Spaceforce: Rogue Universe PC Review

I must admit, despite being quite a fan of space-based shooters, I often find it pretty difficult to explain what makes some of them good, and some bad. What makes me play the original X: Beyond the Frontier over the much glossier X3? Why are internet forums still chock full of people claiming that the eight year-old Freespace 2 is the king of the genre? And, most pertinently of all, why have I recently been spending more time with Beyond the Red Line – an unfinished, home-made game based around the excellent Battlestar Galactica remake – than I have with Spaceforce: Rogue Universe?

Alright, so that’s not totally fair. Beyond the Red Line isn’t a ‘game’, per se – it’s a stand-alone modification for Freespace 2, and therefore takes the majority of its host’s finely tuned physics and the like that made it ‘feel’ right in the first place. Plus, it’s not actually finished yet. But the free demo shows a great of promise, and it speaks volumes that something put together by a bunch of nerds in their spare time can easily rival a ‘proper’ game, doesn’t it?

Spaceforce is a member of the increasingly popular space-flighty-tradey-shooty genre, and offers you two ways of tackling its vast universe. First up is ‘story mode’, that has you playing a young pilot trying to track down his missing sister whilst having some hang-up about his dead father. I can’t really tell you much more than that, not for fear of spoiling it, but because the plot was so badly written and acted that I completely lost interest in it after about ten minutes. Then there’s ‘free mode’, which is exactly what you’d imagine it to be. You pick your character’s race and the ship you want (you can only choose the most basic models, obviously), and you’re thrown into the universe to fend for yourself. Trouble is, both of these modes are flawed, just in different ways.

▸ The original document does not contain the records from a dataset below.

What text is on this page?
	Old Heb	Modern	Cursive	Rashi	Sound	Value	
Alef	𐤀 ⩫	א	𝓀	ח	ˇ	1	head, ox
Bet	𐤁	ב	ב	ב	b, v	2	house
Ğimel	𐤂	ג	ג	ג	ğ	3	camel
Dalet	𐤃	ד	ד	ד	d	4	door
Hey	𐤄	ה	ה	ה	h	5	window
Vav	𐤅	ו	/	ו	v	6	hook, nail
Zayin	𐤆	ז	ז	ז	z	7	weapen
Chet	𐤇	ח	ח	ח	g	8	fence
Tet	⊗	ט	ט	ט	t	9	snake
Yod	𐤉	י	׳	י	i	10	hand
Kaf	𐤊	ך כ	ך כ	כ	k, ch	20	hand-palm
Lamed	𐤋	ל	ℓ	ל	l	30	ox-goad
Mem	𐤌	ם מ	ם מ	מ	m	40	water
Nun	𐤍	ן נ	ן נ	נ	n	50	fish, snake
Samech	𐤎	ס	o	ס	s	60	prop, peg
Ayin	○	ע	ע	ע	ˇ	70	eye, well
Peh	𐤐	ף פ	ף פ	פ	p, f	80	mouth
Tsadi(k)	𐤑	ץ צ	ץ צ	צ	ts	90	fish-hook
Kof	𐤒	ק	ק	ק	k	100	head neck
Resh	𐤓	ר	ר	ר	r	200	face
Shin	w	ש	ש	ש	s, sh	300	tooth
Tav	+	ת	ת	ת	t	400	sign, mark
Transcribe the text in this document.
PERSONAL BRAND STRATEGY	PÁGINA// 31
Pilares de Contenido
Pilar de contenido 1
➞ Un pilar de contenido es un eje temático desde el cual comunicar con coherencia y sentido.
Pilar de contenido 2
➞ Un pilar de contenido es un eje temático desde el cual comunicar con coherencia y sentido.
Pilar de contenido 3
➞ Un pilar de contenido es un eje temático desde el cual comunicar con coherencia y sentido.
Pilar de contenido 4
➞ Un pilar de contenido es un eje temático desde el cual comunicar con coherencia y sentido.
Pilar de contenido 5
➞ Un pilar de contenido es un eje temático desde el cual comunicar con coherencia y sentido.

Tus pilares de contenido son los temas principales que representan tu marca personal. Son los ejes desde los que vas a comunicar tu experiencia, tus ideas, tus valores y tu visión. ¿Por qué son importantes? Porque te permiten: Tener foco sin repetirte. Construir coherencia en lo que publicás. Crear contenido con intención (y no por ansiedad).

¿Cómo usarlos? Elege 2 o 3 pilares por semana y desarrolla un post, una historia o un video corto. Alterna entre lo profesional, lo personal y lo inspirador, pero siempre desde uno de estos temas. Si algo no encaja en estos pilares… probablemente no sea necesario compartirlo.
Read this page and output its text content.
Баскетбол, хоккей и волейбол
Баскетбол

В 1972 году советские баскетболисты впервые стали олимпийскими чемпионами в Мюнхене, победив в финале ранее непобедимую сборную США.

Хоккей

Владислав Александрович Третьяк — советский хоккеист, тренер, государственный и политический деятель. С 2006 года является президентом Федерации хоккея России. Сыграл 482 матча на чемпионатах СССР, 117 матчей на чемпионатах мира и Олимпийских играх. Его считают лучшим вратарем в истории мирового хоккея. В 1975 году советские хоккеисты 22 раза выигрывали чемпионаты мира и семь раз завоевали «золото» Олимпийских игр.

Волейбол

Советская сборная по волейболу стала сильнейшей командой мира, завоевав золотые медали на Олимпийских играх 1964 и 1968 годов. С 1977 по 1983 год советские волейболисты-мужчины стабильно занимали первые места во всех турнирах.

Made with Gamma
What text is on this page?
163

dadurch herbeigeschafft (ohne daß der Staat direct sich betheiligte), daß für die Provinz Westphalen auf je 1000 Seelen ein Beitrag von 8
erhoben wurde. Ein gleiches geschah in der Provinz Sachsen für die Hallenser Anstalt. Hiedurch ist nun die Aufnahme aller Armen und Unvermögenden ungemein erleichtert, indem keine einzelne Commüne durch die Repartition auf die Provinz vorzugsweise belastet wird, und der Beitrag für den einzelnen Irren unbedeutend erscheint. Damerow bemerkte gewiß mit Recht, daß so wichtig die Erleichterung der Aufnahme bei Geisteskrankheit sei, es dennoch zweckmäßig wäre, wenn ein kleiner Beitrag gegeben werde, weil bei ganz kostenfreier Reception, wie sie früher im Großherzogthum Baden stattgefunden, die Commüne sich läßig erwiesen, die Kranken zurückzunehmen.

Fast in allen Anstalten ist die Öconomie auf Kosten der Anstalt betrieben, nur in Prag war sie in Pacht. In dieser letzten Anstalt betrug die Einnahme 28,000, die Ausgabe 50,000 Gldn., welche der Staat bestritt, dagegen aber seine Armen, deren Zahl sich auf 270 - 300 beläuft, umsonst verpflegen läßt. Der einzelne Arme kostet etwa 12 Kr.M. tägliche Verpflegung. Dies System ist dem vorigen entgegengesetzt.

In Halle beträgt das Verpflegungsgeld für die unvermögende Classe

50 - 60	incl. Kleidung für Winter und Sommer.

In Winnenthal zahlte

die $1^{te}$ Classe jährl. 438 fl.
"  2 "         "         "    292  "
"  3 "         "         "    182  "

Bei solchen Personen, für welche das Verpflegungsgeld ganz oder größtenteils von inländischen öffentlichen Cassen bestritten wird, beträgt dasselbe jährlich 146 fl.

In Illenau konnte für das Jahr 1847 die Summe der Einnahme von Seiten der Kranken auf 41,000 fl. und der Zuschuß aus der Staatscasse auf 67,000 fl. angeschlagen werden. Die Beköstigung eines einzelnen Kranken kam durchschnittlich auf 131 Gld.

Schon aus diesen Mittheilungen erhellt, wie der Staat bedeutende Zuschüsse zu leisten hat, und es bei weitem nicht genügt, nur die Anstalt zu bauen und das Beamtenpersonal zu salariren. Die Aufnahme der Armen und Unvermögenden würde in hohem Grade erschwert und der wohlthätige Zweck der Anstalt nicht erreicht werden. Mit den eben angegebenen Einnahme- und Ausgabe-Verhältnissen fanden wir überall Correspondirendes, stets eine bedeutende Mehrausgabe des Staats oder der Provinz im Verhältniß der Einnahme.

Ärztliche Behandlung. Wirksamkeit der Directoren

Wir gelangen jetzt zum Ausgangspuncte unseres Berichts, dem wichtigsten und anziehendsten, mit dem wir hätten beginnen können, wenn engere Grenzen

Story mode, the one you’ll want to dive into first in the hope that the addition of a structured narrative will help you ease into the game, is badly paced and pretty unforgiving. After some embarrassing FMV, you’re told to go and activate a bunch of satellites as your final training mission, at which point a bunch of pirates appear out of nowhere. “Steady on,” you think, “why is the game throwing me into life-or-death combat before I’ve had even the most basic controls explained to me?” – well, hey, don’t worry, because your ship’s computer will step in to help you out. If you want to fire your lasers, she says, you need to press the FIRE PRIMARY WEAPON button. Targeting, on the other hand, is handled by pressing the TARGET NEAREST ATTACKER button. Well, thanks a bunch. I’ll just spend the next twenty minutes hitting ESC and checking the unintuitive controls in the options screen every five seconds, thus more or less completely ruining the experience. Seriously – thanks. Dogfighting is, at first, a confusing and tedious affair – and once the confusion is out of the way, you’re just left with the tedium. The trouble with space is that there’s not a lot in it – if you’ve just got a couple of ships endlessly circling around each other, the fight won’t be very interesting. You need to populate the place if you want things to be exciting – make the player think they’re in a believable world, or give him more complicated objectives other than ‘shoot the other guy’. That’s not all that’s wrong with it, either. For a game that talks like it wants you to go wherever the hell you like and go exploring or trading, Spaceforce’s story mode spends an awful lot of time telling you to hop to the next sector and, um, shoot some more pirates to trigger another godawful cut-scene.

Free mode, on the other hand, suffers from being the exact opposite of this. While story mode seems intent on leading you by the hand every step of the way, free mode just drops you in the universe and says “There – off you go”. If there really was a decent game hiding away here, you could commend the developers for taking such a brave stance – after all, X: Beyond the Frontier pulled it off pretty well. As it is, you just find yourself struggling to even bother exploring the vacuous world the developers have created, as you’re given no real motivation or clue as to what you’re meant to be doing. You can get into the odd scrap with a space pirate, but really, why would you? They rarely seem to carry any decent cargo for you to steal, and fighting them certainly isn’t much fun.

Oh, and the RPG elements. The ones you won’t even realise are there until you buy a shiny new weapon, try to fit it to your ship, and are told that you can’t because your weapon proficiency isn’t high enough. What? Weapon proficiency? I’ve been pointing my old weapon at pirates and blasting the hell out of them for the last two hours, so you’ll forgive me for thinking that my weapon proficiency is just fine, thanks.

The main problem with Spaceforce is it doesn’t seem to want to show you what the game’s all about – and the stuff it’s eager to show you is all fairly dire. The game does look spectacular, mind – you can see that much from the screenshots – and if you think that’s enough to merit your twenty quid, then by all means go for it. Personally, I’m off to play the Beyond the Red Line demo, again. Cheerio!

Might be secretly really good – but if you’ve actually got the patience to find that out, you’re a better man than most.